Meclis tutanakları ve Başbakanlık arşivlerindeki kararnameler göstermektedir ki, askeri operasyonların altında Atatürk'ün de, İsmet İnönü'nün de imzası var. "Dersim olaylarında Mustafa Kemal Atatürk'ün rolü yoktu, hatta 'habersiz' idi; İsmet İnönü de etkisizdi, bu olayları karıştırıp durmayın" diyenler çoğunlukla şimdi CHP saflarında hazır kıta haline gelmiş Alevi yurttaşlarımız arasından çıkıyorsa bunun nedeni, yukarıda bahsi geçen "eğitim"dir. "Önce bastır, sonra eğit" formülü sayesinde, cumhuriyetin en büyük devşirme harekâtının ilk adımı tamam olmuştur. İkinci adımı ise kuşkusuz Sünnilerin sürekli olarak Alevilere karşı kışkırtılması, Sünniler ile Aleviler arasına kapanmaz gedikler, büyük uçurumlar yerleştirilmesi, Sünnilerin Aleviler için "tehdit" haline getirilmesidir. Bu büyük komplo sayesinde Aleviler anneannelerini ve dedelerini kırıp geçiren resmi ideolojinin gözü kara savunucuları haline getirilirken, Sünniler tabloda Alevi düşmanı, cumhuriyeti yok etmek isteyen gericiler olarak konumlandırılmıştır. Nedeni çok basit: Farklılıkları törpüleyip tek tip makbul vatandaş yaratmayı hedefleyen bir sistem, birbirinden farklı inançlara, etnik yapıya sahip toplulukları ancak onları birbirine düşman edebilirse "yönetebilir".

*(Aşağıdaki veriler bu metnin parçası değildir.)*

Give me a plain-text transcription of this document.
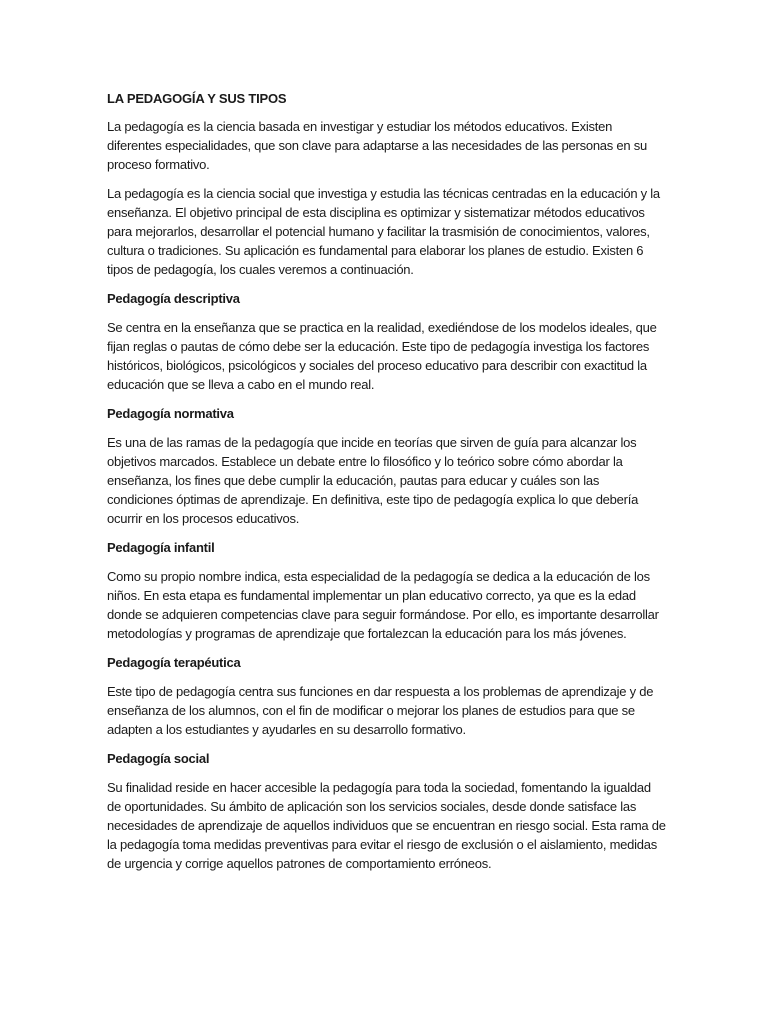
LA PEDAGOGÍA Y SUS TIPOS

La pedagogía es la ciencia basada en investigar y estudiar los métodos educativos. Existen diferentes especialidades, que son clave para adaptarse a las necesidades de las personas en su proceso formativo.

La pedagogía es la ciencia social que investiga y estudia las técnicas centradas en la educación y la enseñanza. El objetivo principal de esta disciplina es optimizar y sistematizar métodos educativos para mejorarlos, desarrollar el potencial humano y facilitar la trasmisión de conocimientos, valores, cultura o tradiciones. Su aplicación es fundamental para elaborar los planes de estudio. Existen 6 tipos de pedagogía, los cuales veremos a continuación.

Pedagogía descriptiva

Se centra en la enseñanza que se practica en la realidad, exediéndose de los modelos ideales, que fijan reglas o pautas de cómo debe ser la educación. Este tipo de pedagogía investiga los factores históricos, biológicos, psicológicos y sociales del proceso educativo para describir con exactitud la educación que se lleva a cabo en el mundo real.

Pedagogía normativa

Es una de las ramas de la pedagogía que incide en teorías que sirven de guía para alcanzar los objetivos marcados. Establece un debate entre lo filosófico y lo teórico sobre cómo abordar la enseñanza, los fines que debe cumplir la educación, pautas para educar y cuáles son las condiciones óptimas de aprendizaje. En definitiva, este tipo de pedagogía explica lo que debería ocurrir en los procesos educativos.

Pedagogía infantil

Como su propio nombre indica, esta especialidad de la pedagogía se dedica a la educación de los niños. En esta etapa es fundamental implementar un plan educativo correcto, ya que es la edad donde se adquieren competencias clave para seguir formándose. Por ello, es importante desarrollar metodologías y programas de aprendizaje que fortalezcan la educación para los más jóvenes.

Pedagogía terapéutica

Este tipo de pedagogía centra sus funciones en dar respuesta a los problemas de aprendizaje y de enseñanza de los alumnos, con el fin de modificar o mejorar los planes de estudios para que se adapten a los estudiantes y ayudarles en su desarrollo formativo.

Pedagogía social

Su finalidad reside en hacer accesible la pedagogía para toda la sociedad, fomentando la igualdad de oportunidades. Su ámbito de aplicación son los servicios sociales, desde donde satisface las necesidades de aprendizaje de aquellos individuos que se encuentran en riesgo social. Esta rama de la pedagogía toma medidas preventivas para evitar el riesgo de exclusión o el aislamiento, medidas de urgencia y corrige aquellos patrones de comportamiento erróneos.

Dersim'de olanların tartışılması, hem devletin hem de Alevi ve Sünni vatandaşların kendileriyle yüzleşmesini sağlayacak bir kapı aralıyor. Bu mevzuyu bir kere de "Ama o dönemin şartları..." demeden tartışmayı denemek gerekiyor. Aksi takdirde devlet-vatandaş ilişkisini tamir edici, sağaltıcı çözümler elde etme imkânı yok.